In the case in chief, appellant’s Instruction No. 4 and appellees’ Instruction No. 12 were given which dealt with the sub
Appellant’s Instruction No. U
“ Tt is not required that every material fact upon which the plaintiff bases her cause of action must be established by direct and positive evidence to entitle her to recover. But it is within the legitimate province of the jury to draw reasonable and natural inferences from the facts and circumstances proven by a preponderance of all of the evidence.’ ”
Appellees’ Instruction No. 12
“ ‘The defense of contributory negligence is an issue in this case. If you find from the preponderance of the evidence that the plaintiff, Lula M. Pickett, failed to use reasonable care to avoid the accident described in the plaintiff’s amended complaint and that such failure proximately contributed to cause the accident and injuries of which she now complains, then the plaintiff cannot recover from the defendants, even though the defendants may have been guilty of some negligence.’ ”
It is the opinion of this court that the law applicable to the issues discussed in appellant’s tendered Instructions Nos. 6 and 7 were given to the jury by appellant’s Instruction No. 4 and appellees’ Instruction No. 12; hence, it was not error to refuse additional instructions on the same subjects.
Appellant also assigns as error the refusal of the trial court to give appellant’s tendered Instructions 9 and 10.
Appellant in support of these assignments of error, fails to show by cogent argument in what manner she was prejudiced by the trial court’s refusal to give the aforementioned instructions. Therefore, under Rule 2-17 (e) of the Rules of the Supreme Court of Indiana, said contention is waived.

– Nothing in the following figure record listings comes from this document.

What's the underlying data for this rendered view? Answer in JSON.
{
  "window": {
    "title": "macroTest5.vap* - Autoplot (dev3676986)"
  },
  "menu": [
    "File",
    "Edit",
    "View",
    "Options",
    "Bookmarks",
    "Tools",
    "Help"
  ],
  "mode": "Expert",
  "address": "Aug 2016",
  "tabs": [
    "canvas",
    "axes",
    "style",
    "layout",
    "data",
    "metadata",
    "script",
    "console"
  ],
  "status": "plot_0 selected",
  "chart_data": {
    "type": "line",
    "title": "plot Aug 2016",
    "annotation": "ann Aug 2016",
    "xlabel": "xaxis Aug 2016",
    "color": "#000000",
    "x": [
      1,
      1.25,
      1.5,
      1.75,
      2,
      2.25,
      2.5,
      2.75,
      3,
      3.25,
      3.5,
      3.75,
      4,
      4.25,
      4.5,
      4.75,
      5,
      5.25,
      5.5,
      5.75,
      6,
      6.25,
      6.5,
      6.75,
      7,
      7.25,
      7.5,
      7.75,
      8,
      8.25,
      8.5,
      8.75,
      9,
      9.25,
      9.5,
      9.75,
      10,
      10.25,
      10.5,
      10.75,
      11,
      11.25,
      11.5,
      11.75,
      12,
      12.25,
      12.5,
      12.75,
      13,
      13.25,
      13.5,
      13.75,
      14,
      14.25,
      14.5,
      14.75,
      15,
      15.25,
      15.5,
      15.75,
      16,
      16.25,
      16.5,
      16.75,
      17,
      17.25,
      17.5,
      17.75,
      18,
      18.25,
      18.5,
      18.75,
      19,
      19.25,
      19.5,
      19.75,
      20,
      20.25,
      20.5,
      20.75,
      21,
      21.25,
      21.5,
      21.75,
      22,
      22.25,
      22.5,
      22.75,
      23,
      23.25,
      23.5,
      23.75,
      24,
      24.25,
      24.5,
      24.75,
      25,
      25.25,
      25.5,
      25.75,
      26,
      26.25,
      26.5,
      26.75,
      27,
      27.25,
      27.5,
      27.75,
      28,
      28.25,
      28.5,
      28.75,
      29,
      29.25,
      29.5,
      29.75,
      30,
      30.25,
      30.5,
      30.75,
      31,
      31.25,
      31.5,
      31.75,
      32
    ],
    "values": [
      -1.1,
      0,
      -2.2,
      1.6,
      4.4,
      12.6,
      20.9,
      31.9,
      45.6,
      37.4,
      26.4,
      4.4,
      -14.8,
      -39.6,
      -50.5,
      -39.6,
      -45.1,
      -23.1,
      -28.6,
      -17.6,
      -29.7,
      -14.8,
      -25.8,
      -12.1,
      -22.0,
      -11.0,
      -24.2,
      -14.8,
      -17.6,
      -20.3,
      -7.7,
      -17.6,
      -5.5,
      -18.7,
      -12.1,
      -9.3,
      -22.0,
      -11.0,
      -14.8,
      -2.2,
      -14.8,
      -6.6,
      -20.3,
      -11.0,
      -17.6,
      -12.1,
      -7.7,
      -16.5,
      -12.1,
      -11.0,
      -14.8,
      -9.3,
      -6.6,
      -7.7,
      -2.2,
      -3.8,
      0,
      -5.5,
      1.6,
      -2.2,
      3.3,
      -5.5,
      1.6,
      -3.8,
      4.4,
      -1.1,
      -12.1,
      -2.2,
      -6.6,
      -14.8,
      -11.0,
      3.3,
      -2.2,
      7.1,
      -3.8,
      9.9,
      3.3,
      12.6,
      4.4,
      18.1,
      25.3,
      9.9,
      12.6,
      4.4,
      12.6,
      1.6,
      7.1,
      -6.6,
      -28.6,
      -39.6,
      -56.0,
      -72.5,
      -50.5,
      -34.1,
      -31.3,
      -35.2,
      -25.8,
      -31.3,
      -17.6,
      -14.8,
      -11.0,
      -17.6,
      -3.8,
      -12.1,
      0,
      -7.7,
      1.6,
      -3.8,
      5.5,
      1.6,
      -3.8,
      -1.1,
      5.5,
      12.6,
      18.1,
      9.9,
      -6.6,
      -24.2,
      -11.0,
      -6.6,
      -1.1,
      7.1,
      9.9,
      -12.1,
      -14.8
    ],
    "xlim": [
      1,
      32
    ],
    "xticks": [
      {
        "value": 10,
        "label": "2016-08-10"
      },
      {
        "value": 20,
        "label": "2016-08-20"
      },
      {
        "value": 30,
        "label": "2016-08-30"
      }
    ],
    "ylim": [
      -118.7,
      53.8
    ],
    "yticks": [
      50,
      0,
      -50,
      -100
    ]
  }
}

Appellant, in her last assignment of error, contends that the trial court erred in giving to the jury appellees’ Instructions Nos. 9, 14, 15, 16, 17, 18, 19, 20, 21, 22, 23, 29 and 31.
Appellant’s contention that it was error to give appellees’ Instructions Nos. 14, 15, 18, 20 and 31 has. been thoroughly examined by this court and no reversible error found.
Appellant next contends that it was error to give appellees’ Instructions Nos. 17 and 19, based on insufficient evidence. A review of the record reveals that in our opinion sufficient evidence was presented to warrant the giving of the aforementioned instructions.
During oral argument appellant fervently contended that the trial court erred in refusing to give appellant’s Instruction No. 11. However, the argument portion of appellant’s brief does not include a discussion of this contention. Therefore, under Rule 2-17 (e), supra, appellant has waived this alleged error.
From a complete review of the entire record of this case, it appears to us that the case was fully and fairly tried and that the court did not err in overruling the appellant’s motion for new trial and its decision therefore should not be disturbed.
Judgment affirmed.
Cook, P. J., Bierly and Smith, JJ., concur.
Note. — Reported in 231 N. E. 2d 856.